The memorial service was held at the Zilker Club House, whose balcony had a view of the entire sweep of Austin’s enormous glittering skyline. No memory of the old skyline remained, but it was certainly darker and flatter. But then I’d never attended an event at the clubhouse before. Or couldn’t remember. Maybe you were here for the release of Scott’s novel in 2014? someone suggested. That’s the last time I was here. I didn’t think so—I was living somewhere else. Scott had moved away himself, along with his family, first Chicago and then Roanoke. The prosperity bomb of the last two decades had left the old vibes in tatters. There might be a Formula One track and a Tesla factory but no one remembers the old cafe poets or can pronounce "Zilker." (It's "zo-ker.") Scott died last fall n a sort of exile from all this, well-regarded and safe and until recently employed as a creative writing teacher, but far from Texas, where his extended family and his neurologist were. I am really feeling the arc of the thing, he wrote me once. He meant life, but I think the changes to this city charged that feeling too.
What am I going to do without my best writer friend? He generously read everything I sent him, without a discouraging word or dispiriting line-edit. He got contracts, I got contracts, he didn’t get called back, I had rejections: we shared each other’s news and shared the emotional burdens of it, without malice or even a speck of envy, but also without empty bucking up. The struggle was hard, it was real, there was nothing you could do except keep writing and hope things would turn around. Believing in someone else was his way of believing in himself. His prose had this remarkable quality of being able to capture the negative spaces between the sentences that someone else would have written. His ideas outlined the gaps between things, which were intricate as fjords, yet he made them seem so simple. But before he got sick, his emails stated the plain thing. Why wouldn’t the agent get back to him. He seemed puzzled and sad. And yet he kept writing and teaching, until his voice gave out. Even then, someone at the memorial told me, he'd gesture in the conversation, to try to communicate that they were having the same experience, but he couldn't find the words. The disease had progressed too quickly to get him trained on a communication device. He still texted, but you'd have to check in with his wife, Tommi, to find out what he was trying to say. The arc of the thing was slippery.

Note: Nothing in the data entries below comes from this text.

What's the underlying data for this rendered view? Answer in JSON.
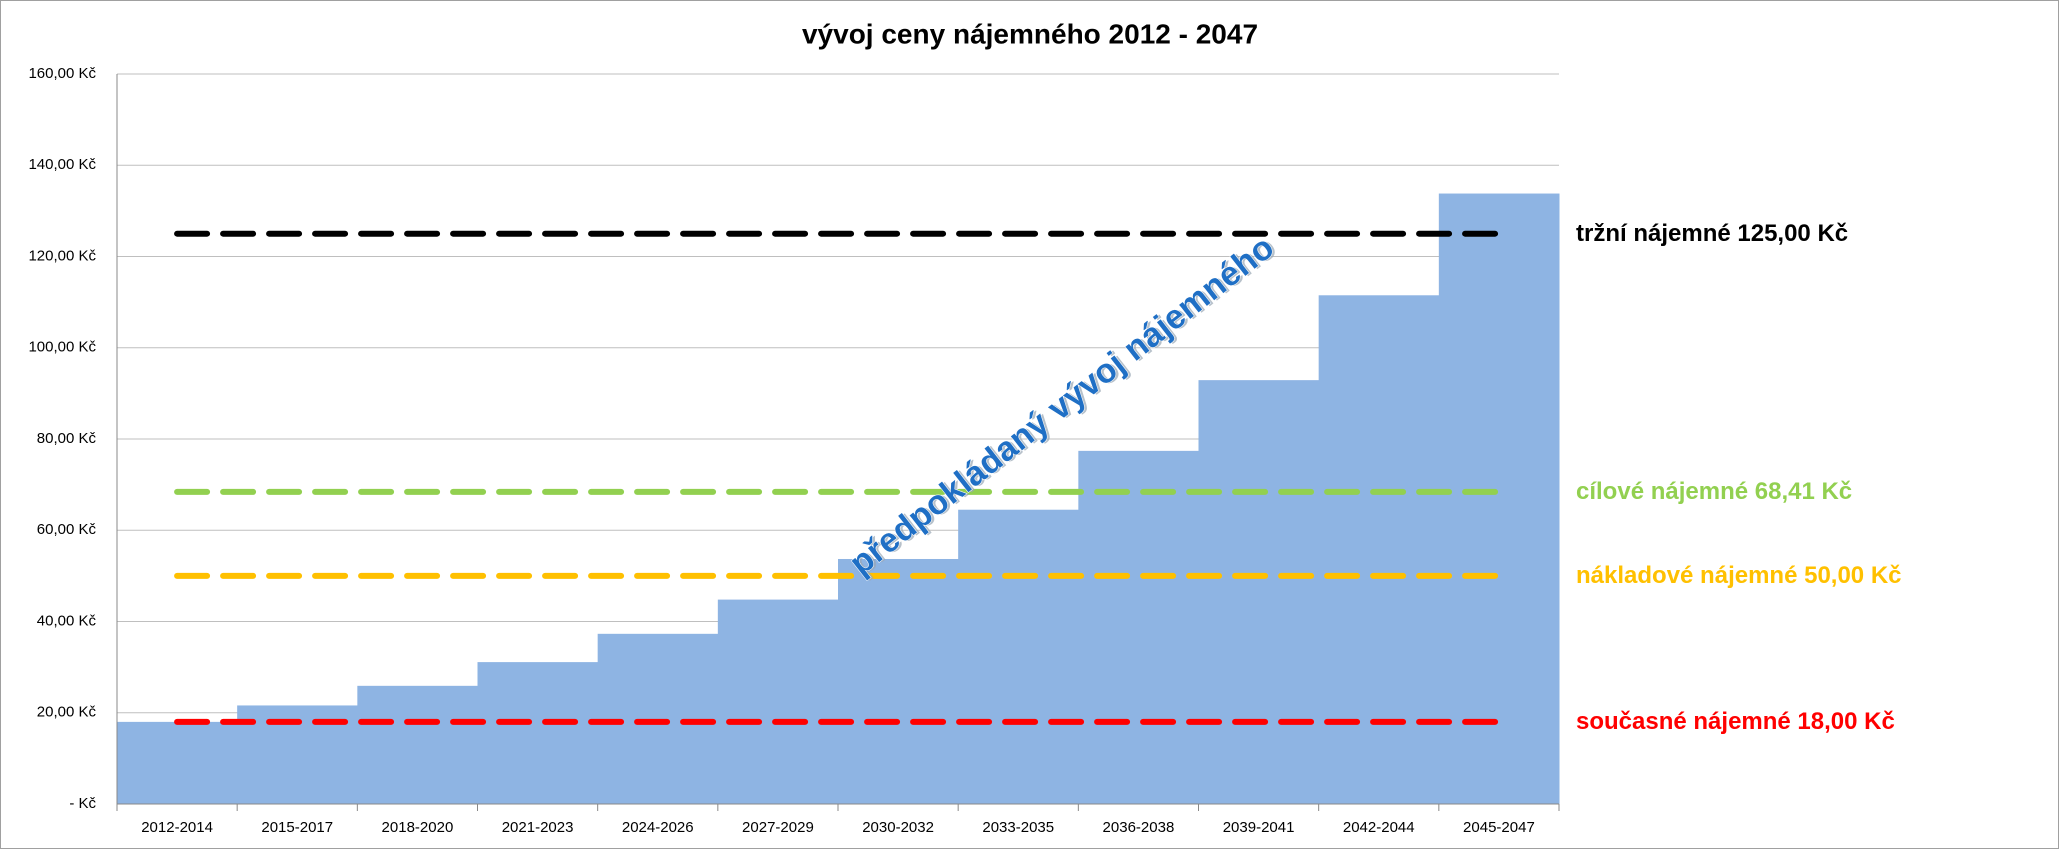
{
  "chart_data": {
    "type": "step-area",
    "title": "vývoj ceny nájemného 2012 - 2047",
    "categories": [
      "2012-2014",
      "2015-2017",
      "2018-2020",
      "2021-2023",
      "2024-2026",
      "2027-2029",
      "2030-2032",
      "2033-2035",
      "2036-2038",
      "2039-2041",
      "2042-2044",
      "2045-2047"
    ],
    "values": [
      18,
      21.6,
      25.9,
      31.1,
      37.3,
      44.8,
      53.7,
      64.5,
      77.4,
      92.9,
      111.5,
      133.8
    ],
    "color": "#8eb4e3",
    "ylim": [
      0,
      160
    ],
    "yticks": [
      {
        "value": 0,
        "label": "-   Kč"
      },
      {
        "value": 20,
        "label": "20,00 Kč"
      },
      {
        "value": 40,
        "label": "40,00 Kč"
      },
      {
        "value": 60,
        "label": "60,00 Kč"
      },
      {
        "value": 80,
        "label": "80,00 Kč"
      },
      {
        "value": 100,
        "label": "100,00 Kč"
      },
      {
        "value": 120,
        "label": "120,00 Kč"
      },
      {
        "value": 140,
        "label": "140,00 Kč"
      },
      {
        "value": 160,
        "label": "160,00 Kč"
      }
    ],
    "grid": true,
    "reference_lines": [
      {
        "label": "tržní nájemné 125,00 Kč",
        "value": 125,
        "color": "#000000"
      },
      {
        "label": "cílové nájemné 68,41 Kč",
        "value": 68.41,
        "color": "#92d050"
      },
      {
        "label": "nákladové nájemné 50,00 Kč",
        "value": 50,
        "color": "#ffc000"
      },
      {
        "label": "současné nájemné 18,00 Kč",
        "value": 18,
        "color": "#ff0000"
      }
    ],
    "annotation": "předpokládaný vývoj nájemného"
  }
}
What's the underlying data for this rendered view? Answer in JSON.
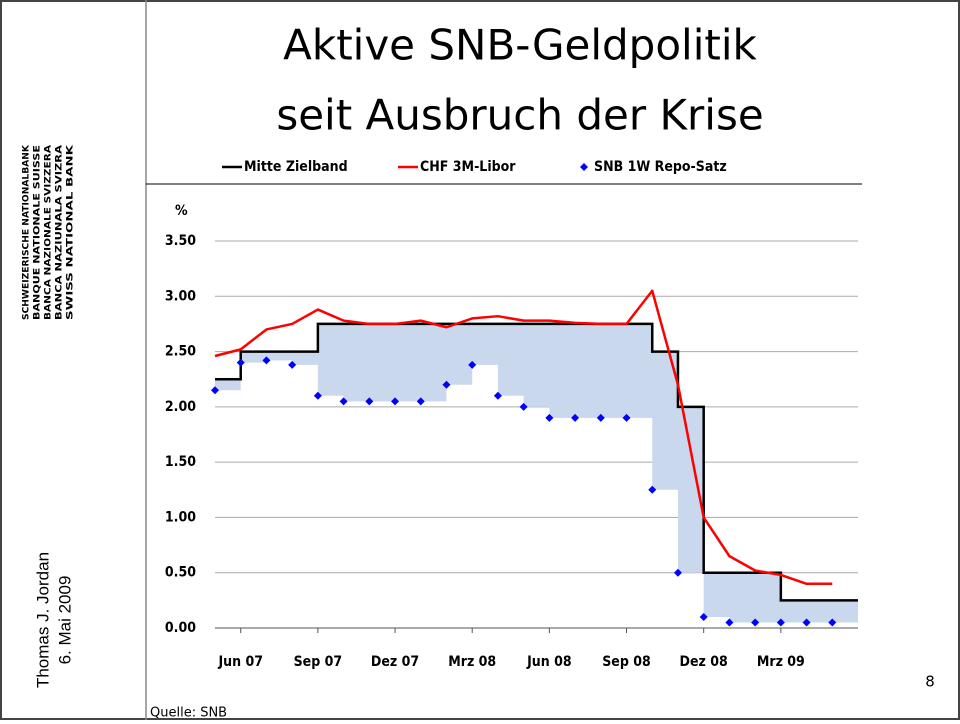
{
  "slide": {
    "logo": [
      "SCHWEIZERISCHE NATIONALBANK",
      "BANQUE NATIONALE SUISSE",
      "BANCA NAZIONALE SVIZZERA",
      "BANCA NAZIUNALA SVIZRA",
      "SWISS NATIONAL BANK"
    ],
    "author": "Thomas J. Jordan",
    "date": "6. Mai 2009",
    "page": "8",
    "source": "Quelle: SNB"
  },
  "chart_data": {
    "type": "line",
    "title": [
      "Aktive SNB-Geldpolitik",
      "seit Ausbruch der Krise"
    ],
    "ylabel": "%",
    "x": [
      "2007-05",
      "2007-06",
      "2007-07",
      "2007-08",
      "2007-09",
      "2007-10",
      "2007-11",
      "2007-12",
      "2008-01",
      "2008-02",
      "2008-03",
      "2008-04",
      "2008-05",
      "2008-06",
      "2008-07",
      "2008-08",
      "2008-09",
      "2008-10",
      "2008-11",
      "2008-12",
      "2009-01",
      "2009-02",
      "2009-03",
      "2009-04",
      "2009-05"
    ],
    "xlim": [
      "2007-05",
      "2009-06"
    ],
    "xticks": [
      {
        "value": "2007-06",
        "label": "Jun 07"
      },
      {
        "value": "2007-09",
        "label": "Sep 07"
      },
      {
        "value": "2007-12",
        "label": "Dez 07"
      },
      {
        "value": "2008-03",
        "label": "Mrz 08"
      },
      {
        "value": "2008-06",
        "label": "Jun 08"
      },
      {
        "value": "2008-09",
        "label": "Sep 08"
      },
      {
        "value": "2008-12",
        "label": "Dez 08"
      },
      {
        "value": "2009-03",
        "label": "Mrz 09"
      }
    ],
    "ylim": [
      0,
      3.5
    ],
    "yticks": [
      {
        "value": 0,
        "label": "0.00"
      },
      {
        "value": 0.5,
        "label": "0.50"
      },
      {
        "value": 1,
        "label": "1.00"
      },
      {
        "value": 1.5,
        "label": "1.50"
      },
      {
        "value": 2,
        "label": "2.00"
      },
      {
        "value": 2.5,
        "label": "2.50"
      },
      {
        "value": 3,
        "label": "3.00"
      },
      {
        "value": 3.5,
        "label": "3.50"
      }
    ],
    "grid": true,
    "area_color": "#c9d8ec",
    "series": [
      {
        "name": "Mitte Zielband",
        "color": "#000000",
        "style": "step",
        "values": [
          2.25,
          2.5,
          2.5,
          2.5,
          2.75,
          2.75,
          2.75,
          2.75,
          2.75,
          2.75,
          2.75,
          2.75,
          2.75,
          2.75,
          2.75,
          2.75,
          2.75,
          2.5,
          2.0,
          0.5,
          0.5,
          0.5,
          0.25,
          0.25,
          0.25
        ]
      },
      {
        "name": "CHF 3M-Libor",
        "color": "#ff0000",
        "style": "line",
        "values": [
          2.46,
          2.52,
          2.7,
          2.75,
          2.88,
          2.78,
          2.75,
          2.75,
          2.78,
          2.72,
          2.8,
          2.82,
          2.78,
          2.78,
          2.76,
          2.75,
          2.75,
          3.05,
          2.2,
          1.0,
          0.65,
          0.52,
          0.48,
          0.4,
          0.4
        ]
      },
      {
        "name": "SNB 1W Repo-Satz",
        "color": "#0000ff",
        "style": "markers",
        "values": [
          2.15,
          2.4,
          2.42,
          2.38,
          2.1,
          2.05,
          2.05,
          2.05,
          2.05,
          2.2,
          2.38,
          2.1,
          2.0,
          1.9,
          1.9,
          1.9,
          1.9,
          1.25,
          0.5,
          0.1,
          0.05,
          0.05,
          0.05,
          0.05,
          0.05
        ]
      }
    ]
  }
}
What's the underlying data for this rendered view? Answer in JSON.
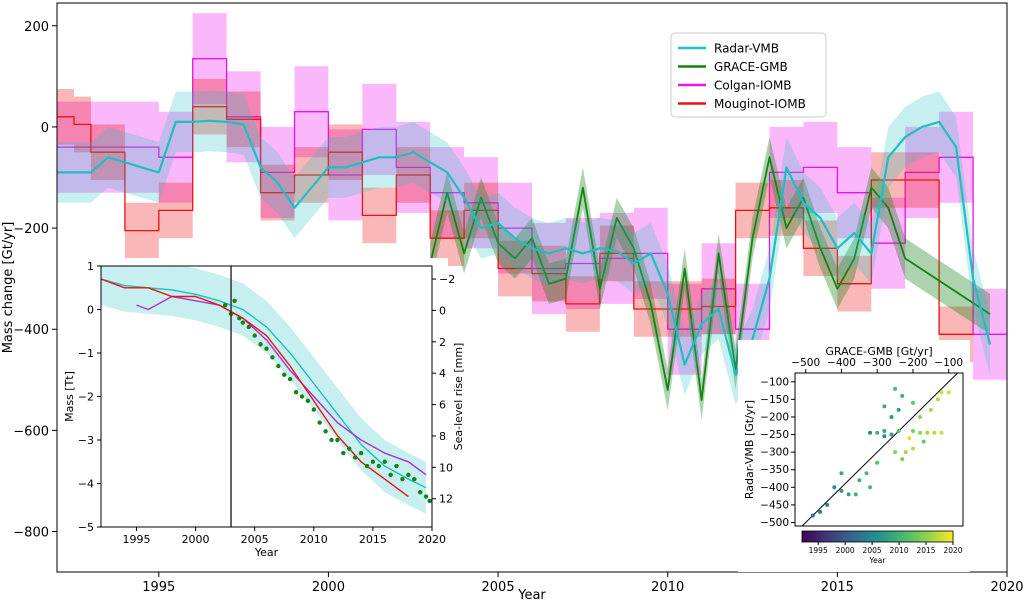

In Austin, especially during the 1990s and early 2000s, which was about when I met Scott and Tommi, one’s social network was a personal work of art. Building and maintaining it was raised to a high aesthetic. If you wanted to know where the parties were, or how to get tickets to some show or exclusive event, you had to know someone. Nothing got done without parties, so we threw them. Dinner parties, drinks, big hangouts not for any particular occasion, just because the nights were cooler. When George W. Bush was elected president, I threw an inauguration party and constructed a W-shaped piñata filled with gold coins and sour balls. Social media probably saved our livers in the long run. But then you'd have missed out on the exquisite pleasure of sitting at a dinner party next to someone you didn’t know, only to find they work with or live next to your good friends. The far ends of your social network you were always trying to fold together. The serendipitous connection of the social origami. The generosity toward people who had just moved to town, because everyone had just moved to town at some point or another. There's always an extra spot at a backyard barbecue, just bring a six-pack of Shiner Bock. We were like creatures in a natural pool, constantly refreshed by flows of water. This seems like it would be the wrong metaphor for Texas, which is indeed hot and arid, but in fact Austin’s jewel is a spring-fed, natural bottom swimming pool, Barton Springs, whose demise — unregulated drawing from the local aquifers have endangered numerous local springs —would simply punctuate the end of the place. A water metaphor is a remembrance.
Scott would have loved the reconnecting that his memorial sparked. At the last moment, I recognized an old acquaintance, Tim, a playwright turned executive director, whose foundation had sponsored Scott’s book launch. He handed me a business card, which hasn’t happened in years. Society is healing, I thought. Then a stout executive-looking man in a sports jacket approached me, and I could peer through the gray hair and wrinkles and see who it was. Michael. A lawyer. New York City. We’d been in the same graduate program thirty years earlier, but what was amazing was that he was childhood friends with Scott’s widow, Tommi, which I may or may not have known. Sometimes the same creatures get washed into the tidal pool together. I live now in the Netherlands, the story of which I told so many times that night. People were interested, though some had a stricken look at their faces: what does he know that I don’t? Should I move to the Netherlands too? It’s a good thing you left Austin when you did, someone told me. It’s not the same thing at all.
I learned one thing about Scott: a huge Texas Rangers fan, he'd watched their last playoff game against the Houston Astros. He died a few days later. Later in the month, his mother was able to get tickets to the second game of the World Series, which would be in Arlington, Scott’s hometown. Can you get me some ashes? she wrote to Tommi, who overnighted them. Now there’s a part of Scott, unmoveable, in right field.